Particularmente, a obra “Menino de Engenho” tem como cenário o interior paraibano, a fazenda Santa Rosa e o engenho de açúcar, onde o menino Carlinhos, aos quatro anos, após a morte da mãe e a loucura do pai, vai viver na fazenda do avô materno, José Paulino. A adaptação de Carlinhos e suas sucessivas perdas afetivas estão presentes ao longo da narrativa, através da descrição do meio e a influência da cultura patriarcal e escravocrata, fazendo parte da infância do menino. A cultura e a estrutura do engenho estão centrados na economia açucareira em declínio, cuja ferramenta básica é a mão de obra escrava, que fomenta e enriquece uma elite inescrupulosa e autoritária.
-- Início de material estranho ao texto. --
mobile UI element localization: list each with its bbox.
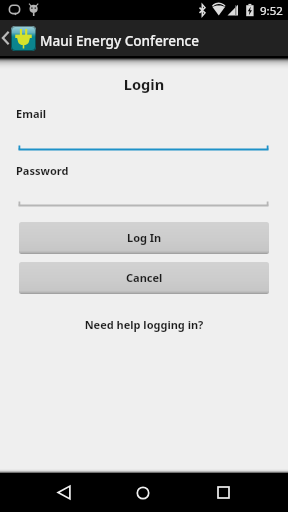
- staticText: Cancel: [126, 270, 163, 285]
- staticText: Email: [16, 106, 47, 121]
- button[interactable]: [0, 144, 288, 152]
- button[interactable]: Recent apps: [199, 473, 247, 512]
- button[interactable]: [0, 200, 288, 208]
- staticText: Log In: [127, 230, 162, 245]
- button[interactable]: Cancel: [19, 262, 269, 294]
- button[interactable]: Need help logging in?: [0, 317, 288, 332]
- button[interactable]: Log In: [19, 222, 269, 254]
- button[interactable]: Back: [40, 473, 88, 512]
- button[interactable]: Navigate up: [0, 20, 40, 56]
- staticText: 9:52: [260, 3, 283, 19]
- button[interactable]: Home: [119, 473, 167, 512]
- staticText: Password: [16, 163, 69, 178]
- staticText: Maui Energy Conference: [40, 31, 200, 50]
- staticText: Login: [0, 74, 288, 94]
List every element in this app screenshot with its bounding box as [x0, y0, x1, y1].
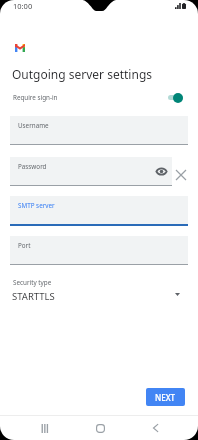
- staticText: NEXT: [155, 392, 176, 403]
- button[interactable]: Clear password: [172, 166, 190, 184]
- button[interactable]: NEXT: [146, 388, 185, 406]
- button[interactable]: Username: [10, 116, 188, 144]
- button[interactable]: Back: [141, 416, 169, 440]
- button[interactable]: Home: [86, 416, 114, 440]
- button[interactable]: Require sign-in: [0, 88, 198, 107]
- staticText: Require sign-in: [13, 93, 58, 102]
- staticText: 10:00: [13, 1, 33, 11]
- button[interactable]: Security type: [0, 274, 198, 308]
- staticText: Outgoing server settings: [12, 66, 153, 82]
- button[interactable]: Password: [10, 157, 172, 185]
- staticText: SMTP server: [18, 201, 55, 210]
- button[interactable]: Require sign-in: [168, 92, 183, 103]
- button[interactable]: SMTP server: [10, 196, 188, 224]
- button[interactable]: Port: [10, 236, 188, 264]
- staticText: STARTTLS: [12, 290, 55, 303]
- staticText: Username: [18, 121, 49, 130]
- staticText: Port: [18, 241, 31, 250]
- button[interactable]: Recent apps: [30, 416, 58, 440]
- staticText: Security type: [13, 278, 52, 287]
- staticText: Password: [18, 162, 47, 171]
- button[interactable]: Show password: [151, 160, 171, 182]
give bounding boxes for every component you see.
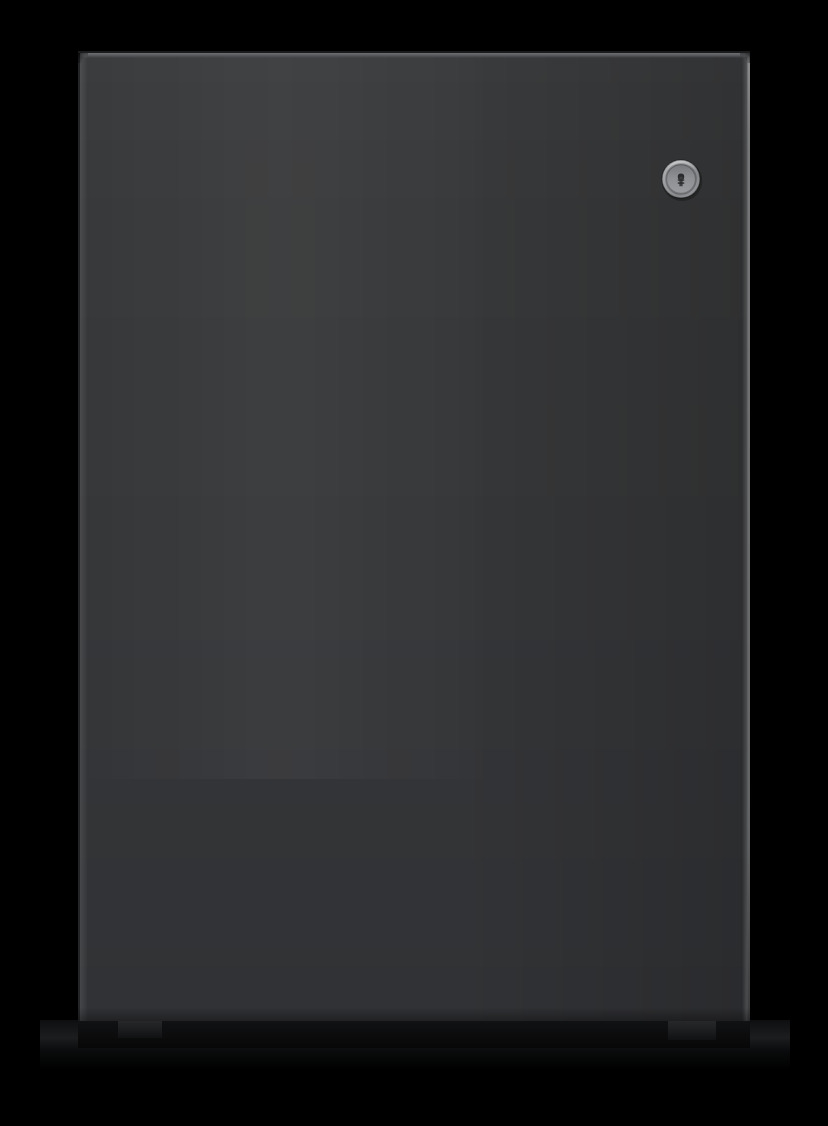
button[interactable]: Cabinet door with lock (0, 0, 828, 1126)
Negros e negras compõem a estrutura produtiva, onde a exploração do trabalho escravo retrata um painel econômico e social de uma época em que o senhor do engenho representa o poder econômico, o latifúndio e a exploração do trabalho braçal dos escravos. A narrativa desnuda com naturalidade a exploração econômica e sexual, particularmente, das escravas negras no contexto do engenho de açúcar, onde além de representarem as forças que moviam a cadeia produtiva, serviam de instrumento de satisfação sexual aos senhores de engenho.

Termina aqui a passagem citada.